21. Stronger

28.3K 3.2K 772
                                    

Brankar yang membawa tubuh tak berdaya Lisa itu hilang sepenuhnya di balik pintu IGD. Dan saat itulah tubuh Jennie luruh ke lantai. Menangis, meraung dengan tangan terus menarik rambutnya dengan kasar.

"Jennie-ya, ada apa? Katakan pada Appa," Jiyong berjongkok. Memeluk Jennie yang menangis dengan suara serak.

Jennie tahu, saat ini tak ada yang mengerti betapa sakit hatinya dia. Ingin melayangkan sumpah serapah pada takdir, tapi mulutnya begitu kelu. Sepatah kata pun bahkan tak bisa keluar.

Semuanya tentu bingung melihat bagaimana reaksi Jennie melihat keadaan Lisa. Mereka tahu ada yang tak beres. Namun nyatanya mereka hanya bisa terus bertanya-tanya tanpa ada yang menjawab. Menunggu Dokter Lee selesai menangani Lisa, karena untuk memaksa meminta jawaban dari Jennie rasanya tak mungkin.

Jisoo memilih merangkul Rosé yang saat ini sudah bergetar di tempatnya berdiri. Walaupun hanya kemungkinan kecil, Jisoo berharap apa yang terjadi pada Lisa tak terlalu serius. Karena hatinya pasti akan bertambah hancur jika hal buruk kembali menimpa Lisa. Sudah cukup dua penyakit sialan itu hinggap di tubuh adiknya. Jisoo tak akan sanggup melihat Lisa tersiksa lebih jauh lagi.

Klek~

Semuanya menegang, kala Dokter Lee keluar dari ruang IGD setelah hampir setengah jam berada di dalam sana. Menatap sendu Jennie yang masih menangis di pelukan sang ayah. Dokter Lee tahu pasti jika Jennie sudah menduga apa yang terjadi pada Lisa saat ini.

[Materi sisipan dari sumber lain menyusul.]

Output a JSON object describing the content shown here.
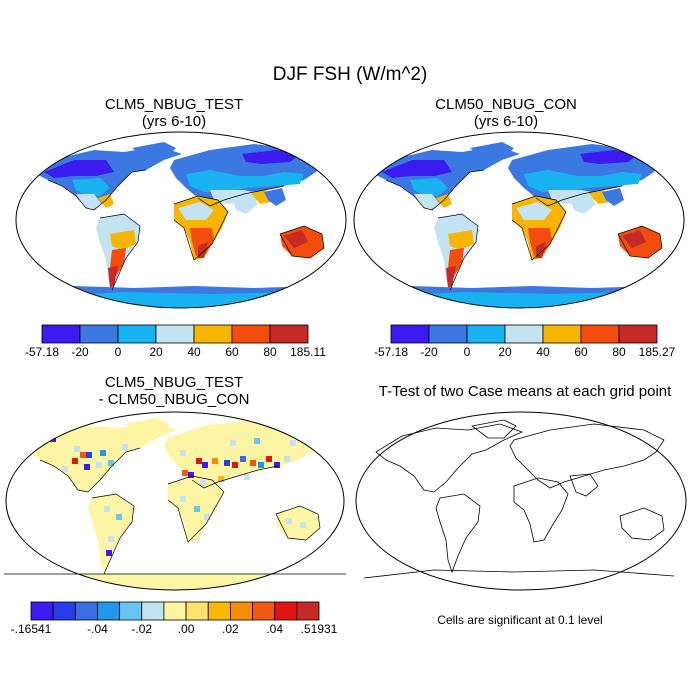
{
  "title": "DJF FSH (W/m^2)",
  "panels": [
    {
      "id": "test",
      "title_line1": "CLM5_NBUG_TEST",
      "title_line2": "(yrs 6-10)",
      "colorbar": {
        "labels": [
          "-57.18",
          "-20",
          "0",
          "20",
          "40",
          "60",
          "80",
          "185.11"
        ],
        "colors": [
          "#3b1bf0",
          "#3b78e2",
          "#19b2f0",
          "#c3e2f2",
          "#f6b500",
          "#f24d0c",
          "#c62a26"
        ]
      }
    },
    {
      "id": "con",
      "title_line1": "CLM50_NBUG_CON",
      "title_line2": "(yrs 6-10)",
      "colorbar": {
        "labels": [
          "-57.18",
          "-20",
          "0",
          "20",
          "40",
          "60",
          "80",
          "185.27"
        ],
        "colors": [
          "#3b1bf0",
          "#3b78e2",
          "#19b2f0",
          "#c3e2f2",
          "#f6b500",
          "#f24d0c",
          "#c62a26"
        ]
      }
    },
    {
      "id": "diff",
      "title_line1": "CLM5_NBUG_TEST",
      "title_line2": "- CLM50_NBUG_CON",
      "colorbar": {
        "labels": [
          "-.16541",
          "-.04",
          "-.02",
          ".00",
          ".02",
          ".04",
          ".51931"
        ],
        "colors": [
          "#3b1bf0",
          "#2a3be8",
          "#3b6ee0",
          "#2196ee",
          "#66c6f2",
          "#c3e2f2",
          "#fdf5a3",
          "#fde26e",
          "#f8b900",
          "#f48e00",
          "#f05a10",
          "#e01412",
          "#c62a26"
        ]
      }
    },
    {
      "id": "ttest",
      "title_line1": "T-Test of two Case means at each grid point",
      "note": "Cells are significant at 0.1 level"
    }
  ]
}
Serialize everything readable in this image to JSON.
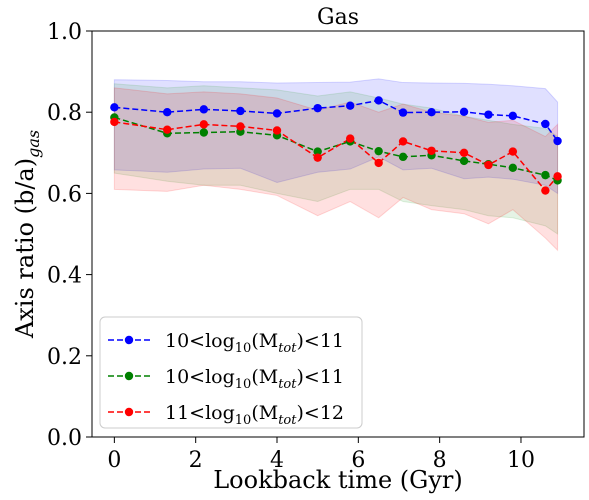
{
  "chart_data": {
    "type": "line",
    "title": "Gas",
    "xlabel": "Lookback time (Gyr)",
    "ylabel_main": "Axis ratio (b/a)",
    "ylabel_sub": "gas",
    "xlim": [
      -0.55,
      11.55
    ],
    "ylim": [
      0.0,
      1.0
    ],
    "xticks": [
      0,
      2,
      4,
      6,
      8,
      10
    ],
    "yticks": [
      0.0,
      0.2,
      0.4,
      0.6,
      0.8,
      1.0
    ],
    "xtick_labels": [
      "0",
      "2",
      "4",
      "6",
      "8",
      "10"
    ],
    "ytick_labels": [
      "0.0",
      "0.2",
      "0.4",
      "0.6",
      "0.8",
      "1.0"
    ],
    "grid": false,
    "legend_position": "lower-left",
    "series": [
      {
        "legend_pre": "10<log",
        "legend_sub10": "10",
        "legend_mid": "(M",
        "legend_subtot": "tot",
        "legend_post": ")<11",
        "color": "#0000ff",
        "band_color": "#0000ff",
        "x": [
          0,
          1.3,
          2.2,
          3.1,
          4.0,
          5.0,
          5.8,
          6.5,
          7.1,
          7.8,
          8.6,
          9.2,
          9.8,
          10.6,
          10.9
        ],
        "y": [
          0.812,
          0.8,
          0.807,
          0.803,
          0.797,
          0.81,
          0.816,
          0.829,
          0.799,
          0.8,
          0.801,
          0.794,
          0.791,
          0.771,
          0.729
        ],
        "upper": [
          0.88,
          0.878,
          0.875,
          0.875,
          0.872,
          0.873,
          0.874,
          0.882,
          0.873,
          0.872,
          0.871,
          0.869,
          0.865,
          0.858,
          0.825
        ],
        "lower": [
          0.658,
          0.652,
          0.66,
          0.662,
          0.627,
          0.652,
          0.66,
          0.69,
          0.658,
          0.662,
          0.636,
          0.64,
          0.635,
          0.62,
          0.6
        ]
      },
      {
        "legend_pre": "10<log",
        "legend_sub10": "10",
        "legend_mid": "(M",
        "legend_subtot": "tot",
        "legend_post": ")<11",
        "color": "#008000",
        "band_color": "#2ca02c",
        "x": [
          0,
          1.3,
          2.2,
          3.1,
          4.0,
          5.0,
          5.8,
          6.5,
          7.1,
          7.8,
          8.6,
          9.2,
          9.8,
          10.6,
          10.9
        ],
        "y": [
          0.787,
          0.748,
          0.75,
          0.752,
          0.743,
          0.703,
          0.728,
          0.704,
          0.69,
          0.694,
          0.68,
          0.672,
          0.663,
          0.645,
          0.632
        ],
        "upper": [
          0.87,
          0.86,
          0.865,
          0.86,
          0.855,
          0.84,
          0.85,
          0.835,
          0.82,
          0.81,
          0.79,
          0.78,
          0.77,
          0.76,
          0.74
        ],
        "lower": [
          0.65,
          0.63,
          0.62,
          0.62,
          0.6,
          0.58,
          0.61,
          0.61,
          0.58,
          0.57,
          0.56,
          0.545,
          0.54,
          0.52,
          0.5
        ]
      },
      {
        "legend_pre": "11<log",
        "legend_sub10": "10",
        "legend_mid": "(M",
        "legend_subtot": "tot",
        "legend_post": ")<12",
        "color": "#ff0000",
        "band_color": "#ff0000",
        "x": [
          0,
          1.3,
          2.2,
          3.1,
          4.0,
          5.0,
          5.8,
          6.5,
          7.1,
          7.8,
          8.6,
          9.2,
          9.8,
          10.6,
          10.9
        ],
        "y": [
          0.776,
          0.757,
          0.77,
          0.765,
          0.755,
          0.688,
          0.735,
          0.675,
          0.728,
          0.705,
          0.7,
          0.67,
          0.703,
          0.607,
          0.642
        ],
        "upper": [
          0.86,
          0.845,
          0.85,
          0.845,
          0.835,
          0.805,
          0.825,
          0.8,
          0.82,
          0.8,
          0.79,
          0.775,
          0.78,
          0.74,
          0.77
        ],
        "lower": [
          0.61,
          0.605,
          0.62,
          0.61,
          0.595,
          0.545,
          0.58,
          0.54,
          0.59,
          0.56,
          0.55,
          0.525,
          0.56,
          0.49,
          0.46
        ]
      }
    ]
  }
}
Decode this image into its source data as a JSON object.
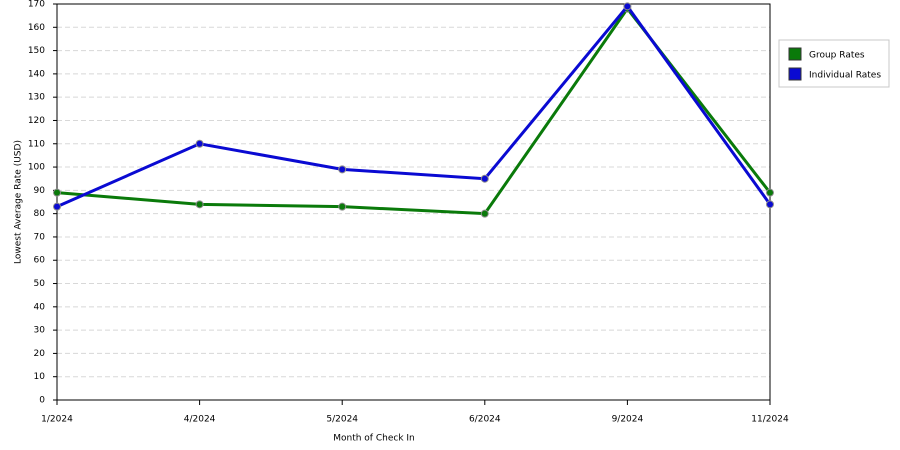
{
  "chart_data": {
    "type": "line",
    "x_label": "Month of Check In",
    "y_label": "Lowest Average Rate (USD)",
    "categories": [
      "1/2024",
      "4/2024",
      "5/2024",
      "6/2024",
      "9/2024",
      "11/2024"
    ],
    "series": [
      {
        "name": "Group Rates",
        "color": "#0a7a0a",
        "values": [
          89,
          84,
          83,
          80,
          168,
          89
        ]
      },
      {
        "name": "Individual Rates",
        "color": "#0a0ad2",
        "values": [
          83,
          110,
          99,
          95,
          169,
          84
        ]
      }
    ],
    "ylim": [
      0,
      170
    ],
    "yticks": [
      0,
      10,
      20,
      30,
      40,
      50,
      60,
      70,
      80,
      90,
      100,
      110,
      120,
      130,
      140,
      150,
      160,
      170
    ],
    "grid": true,
    "legend": "right"
  }
}
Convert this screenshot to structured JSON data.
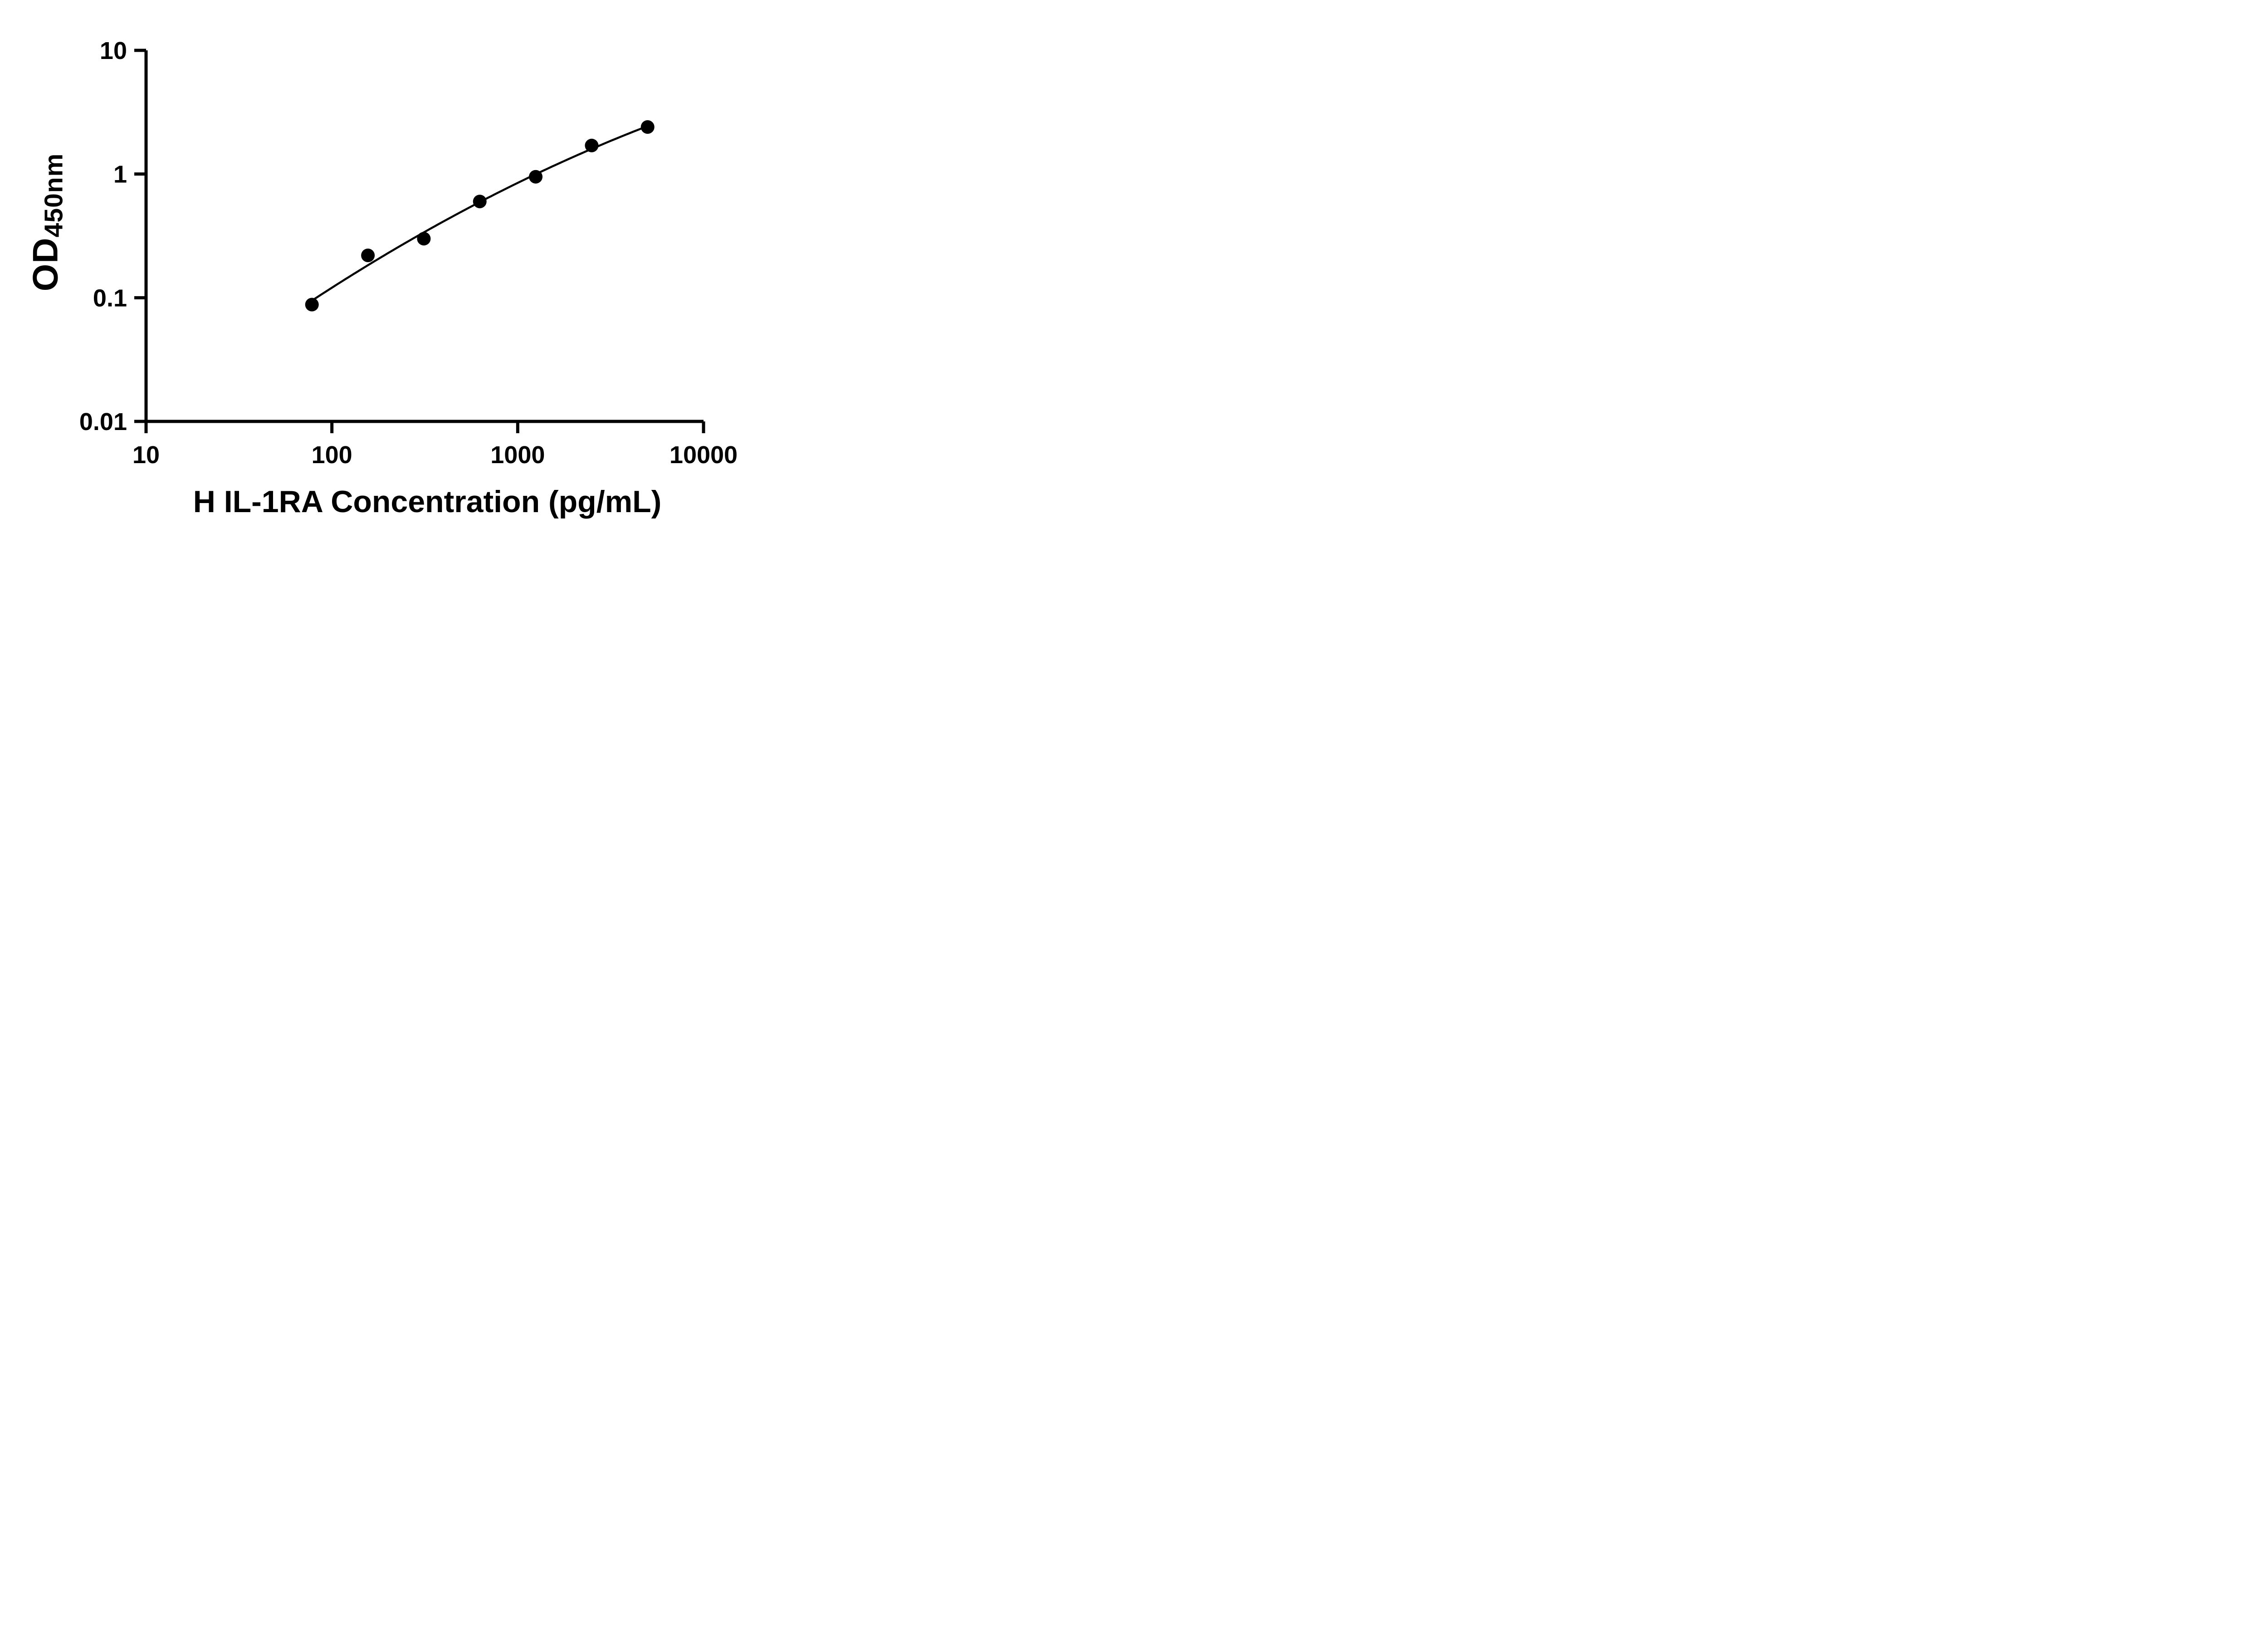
{
  "chart_data": {
    "type": "scatter",
    "title": "",
    "xlabel": "H IL-1RA Concentration (pg/mL)",
    "ylabel": "OD",
    "ylabel_subscript": "450nm",
    "x_scale": "log",
    "y_scale": "log",
    "xlim": [
      10,
      10000
    ],
    "ylim": [
      0.01,
      10
    ],
    "x_ticks": [
      10,
      100,
      1000,
      10000
    ],
    "y_ticks": [
      10,
      1,
      0.1,
      0.01
    ],
    "x": [
      78.125,
      156.25,
      312.5,
      625,
      1250,
      2500,
      5000
    ],
    "y": [
      0.088,
      0.22,
      0.3,
      0.6,
      0.95,
      1.7,
      2.4
    ],
    "fit": "smooth standard curve through points",
    "marker": "filled-circle",
    "marker_color": "#000000",
    "line_color": "#000000",
    "axis_color": "#000000",
    "background": "#ffffff",
    "grid": false,
    "legend": false
  }
}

"Aku minta maaf." Dokter Lee menunduk. Membuat air mata empat manusia lainnya menetes begitu saja.

"Tubuh Lisa menolak obat kemoterapi itu. Dan aku menyatakan, kemoterapi yang dijalani Lisa gagal."

Rosé hampir saja kehilangan kesadarannya jika Jisoo tak segera memeluk tubuh gadis itu. Tangisnya berubah histeris dengan terus berteriak memanggil Lisa. Merasa Tuhan begitu tak adil pada adiknya saat ini.

"Kalau begitu... Bukankah masih ada banyak pengobatan lainnya?" tanya Dara yang kini wajahnya sudah basah oleh air mata. Menatap Dokter Lee dengan sorot mata kesakitan.

Jika saja dia bisa, Dokter wanita itu akan mengatakan kalau masalah yang terjadi pada Lisa saat ini tak berarti apa-apa. Tapi dia sulit, karena satu-satunya pengobatan yang dia banggakan kini tak juga berhasil.

Sebenarnya Dokter Lee sudah menduga hal ini akan terjadi pada Lisa. Kanker di tubuh Lisa saat ini bukan sel baru. Melainkan sel yang tersembunyi, dan akan lebih kebal terhadap kemoterapi jika berkembang. Dan dugaannya sangat tepat. Kenker Lisa kali ini benar-benar mengganas.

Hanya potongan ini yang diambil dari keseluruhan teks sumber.